Oil prices rose on Thursday after record Chinese crude imports eased concerns that a slowdown in the world’s No.2 economy could stoke an emerging fuel glut.

However, oil markets were held back somewhat after the United States became the world’s top crude producer as its output hit record levels.

Front-month Brent crude oil futures were at $72.27 a barrel at 0800 GMT, up 21 cents, or 0.3 percent, from their last close.

US West Texas Intermediate (WTI) crude futures were at $61.95 per barrel, up 28 cents, or 0.4 percent, from their previous settlement.

China’s October crude imports surged 32 percent from a year earlier to 40.80 million tonnes, or 9.61 million barrels per day (bpd), data from the General Administration of Customs showed on Thursday, climbing from 9.05 million bpd in September. The previous daily record of 9.6 million bpd was touched in April 2018.

Imports rose 8.1 percent for the first 10 months of the year from the same period last year to 377.16 million tonnes, or 9.06 million bpd, on track for another record year of shipments.
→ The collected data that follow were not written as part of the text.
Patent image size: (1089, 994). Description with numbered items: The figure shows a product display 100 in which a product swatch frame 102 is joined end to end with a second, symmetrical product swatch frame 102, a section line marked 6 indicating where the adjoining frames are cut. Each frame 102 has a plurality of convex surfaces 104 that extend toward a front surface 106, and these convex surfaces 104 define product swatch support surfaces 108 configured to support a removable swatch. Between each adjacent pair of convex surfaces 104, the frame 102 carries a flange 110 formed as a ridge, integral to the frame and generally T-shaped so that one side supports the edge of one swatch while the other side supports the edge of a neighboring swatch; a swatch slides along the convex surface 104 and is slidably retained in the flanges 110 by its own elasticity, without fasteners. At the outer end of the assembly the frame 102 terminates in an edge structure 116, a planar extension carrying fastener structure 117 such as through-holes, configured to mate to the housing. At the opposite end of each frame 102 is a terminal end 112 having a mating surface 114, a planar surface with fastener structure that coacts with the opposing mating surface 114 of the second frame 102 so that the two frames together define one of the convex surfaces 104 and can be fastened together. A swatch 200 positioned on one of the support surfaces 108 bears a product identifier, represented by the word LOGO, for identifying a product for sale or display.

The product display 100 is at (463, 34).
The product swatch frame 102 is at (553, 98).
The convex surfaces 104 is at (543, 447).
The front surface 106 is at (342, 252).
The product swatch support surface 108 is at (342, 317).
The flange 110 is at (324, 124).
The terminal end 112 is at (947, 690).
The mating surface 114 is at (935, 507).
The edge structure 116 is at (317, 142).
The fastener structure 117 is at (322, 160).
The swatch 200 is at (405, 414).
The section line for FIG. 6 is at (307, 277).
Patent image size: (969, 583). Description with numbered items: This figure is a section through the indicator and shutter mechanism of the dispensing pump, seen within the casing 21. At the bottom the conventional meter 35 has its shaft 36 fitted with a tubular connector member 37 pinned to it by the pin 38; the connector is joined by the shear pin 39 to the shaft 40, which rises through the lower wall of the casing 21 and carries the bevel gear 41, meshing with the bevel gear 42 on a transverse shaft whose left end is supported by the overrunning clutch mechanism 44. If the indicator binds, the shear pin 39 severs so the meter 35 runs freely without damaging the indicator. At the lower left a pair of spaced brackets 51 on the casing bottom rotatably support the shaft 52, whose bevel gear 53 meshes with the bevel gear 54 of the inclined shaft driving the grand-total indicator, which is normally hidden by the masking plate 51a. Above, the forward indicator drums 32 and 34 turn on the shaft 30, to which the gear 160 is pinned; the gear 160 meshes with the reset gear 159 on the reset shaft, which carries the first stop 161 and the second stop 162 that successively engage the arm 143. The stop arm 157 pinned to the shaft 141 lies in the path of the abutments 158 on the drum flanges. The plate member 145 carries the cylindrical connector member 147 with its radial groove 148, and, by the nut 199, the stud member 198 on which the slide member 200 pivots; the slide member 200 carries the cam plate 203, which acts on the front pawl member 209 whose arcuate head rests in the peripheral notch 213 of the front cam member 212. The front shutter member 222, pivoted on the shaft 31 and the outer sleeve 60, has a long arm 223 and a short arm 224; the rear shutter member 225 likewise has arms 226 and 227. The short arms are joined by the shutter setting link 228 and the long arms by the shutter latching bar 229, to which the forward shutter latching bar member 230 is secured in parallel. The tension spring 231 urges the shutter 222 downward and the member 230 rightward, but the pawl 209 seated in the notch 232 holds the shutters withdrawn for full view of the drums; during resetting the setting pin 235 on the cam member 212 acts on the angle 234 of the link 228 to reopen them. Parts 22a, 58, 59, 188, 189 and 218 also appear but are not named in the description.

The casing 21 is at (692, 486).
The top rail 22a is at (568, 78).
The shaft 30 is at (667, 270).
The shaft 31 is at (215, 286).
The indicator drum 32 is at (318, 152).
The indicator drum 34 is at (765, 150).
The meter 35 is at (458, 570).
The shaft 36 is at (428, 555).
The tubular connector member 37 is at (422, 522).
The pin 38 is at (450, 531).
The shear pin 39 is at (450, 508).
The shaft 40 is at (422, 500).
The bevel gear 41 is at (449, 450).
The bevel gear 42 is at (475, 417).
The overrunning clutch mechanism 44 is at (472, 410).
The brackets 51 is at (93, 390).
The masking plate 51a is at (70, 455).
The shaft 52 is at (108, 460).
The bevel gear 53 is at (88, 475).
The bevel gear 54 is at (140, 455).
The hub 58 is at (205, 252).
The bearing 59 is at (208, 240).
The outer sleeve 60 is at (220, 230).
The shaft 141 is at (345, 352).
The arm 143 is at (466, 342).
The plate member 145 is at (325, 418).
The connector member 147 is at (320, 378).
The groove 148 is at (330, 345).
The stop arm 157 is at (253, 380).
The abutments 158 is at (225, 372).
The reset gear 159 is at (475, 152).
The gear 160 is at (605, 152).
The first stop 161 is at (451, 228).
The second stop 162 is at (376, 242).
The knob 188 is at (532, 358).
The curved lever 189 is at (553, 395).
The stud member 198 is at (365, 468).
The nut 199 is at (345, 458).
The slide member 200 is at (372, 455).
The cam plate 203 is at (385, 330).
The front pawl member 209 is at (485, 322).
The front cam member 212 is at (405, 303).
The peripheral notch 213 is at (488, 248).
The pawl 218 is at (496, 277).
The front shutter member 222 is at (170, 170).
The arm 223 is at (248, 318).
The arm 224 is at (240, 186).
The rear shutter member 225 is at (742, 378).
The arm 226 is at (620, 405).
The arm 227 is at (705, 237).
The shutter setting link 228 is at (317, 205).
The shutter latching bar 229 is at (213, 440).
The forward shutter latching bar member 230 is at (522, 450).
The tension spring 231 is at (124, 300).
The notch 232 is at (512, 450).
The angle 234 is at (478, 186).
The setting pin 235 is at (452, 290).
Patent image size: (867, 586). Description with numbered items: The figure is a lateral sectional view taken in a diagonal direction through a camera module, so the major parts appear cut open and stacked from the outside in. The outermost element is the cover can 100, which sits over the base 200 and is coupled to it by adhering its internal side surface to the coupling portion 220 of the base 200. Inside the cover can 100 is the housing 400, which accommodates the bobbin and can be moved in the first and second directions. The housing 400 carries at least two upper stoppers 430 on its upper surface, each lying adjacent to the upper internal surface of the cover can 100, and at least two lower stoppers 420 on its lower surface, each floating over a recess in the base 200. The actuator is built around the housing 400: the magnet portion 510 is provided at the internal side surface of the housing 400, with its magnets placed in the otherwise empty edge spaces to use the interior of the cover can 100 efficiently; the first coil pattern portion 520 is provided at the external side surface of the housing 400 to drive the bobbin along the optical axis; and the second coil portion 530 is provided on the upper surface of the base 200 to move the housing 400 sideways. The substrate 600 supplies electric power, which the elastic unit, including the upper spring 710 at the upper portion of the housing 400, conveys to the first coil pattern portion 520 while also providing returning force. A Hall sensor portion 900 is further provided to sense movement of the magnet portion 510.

“Crude oil imports rose … as uncertainty around tariffs on US imports and sanctions on Iran eased,” said ANZ bank following the data release.

“We also saw demand from China’s independent refineries rise,” it added.

The Only Way IS Up

Preventing crude from rising further, however, was record US crude production, which hit a whopping 11.6 million bpd in the week ending Nov. 2, according to Energy Information Administration (EIA) data released on Wednesday.

That’s a threefold increase from the US low reached a decade ago, and a 22.2 percent rise just this year. It makes the United States the world’s biggest producer of crude.

More US oil will likely come. The EIA expects output to break through 12 million bpd by mid-2019, largely thanks to a surge in shale oil production.

Meanwhile, US crude inventories rose by 5.8 million barrels in the week ending Nov. 2, to 431.79 million barrels, the EIA said.

Crude stocks moved back above their five-year average levels in October.

Published in Daily Times, November 9th 2018.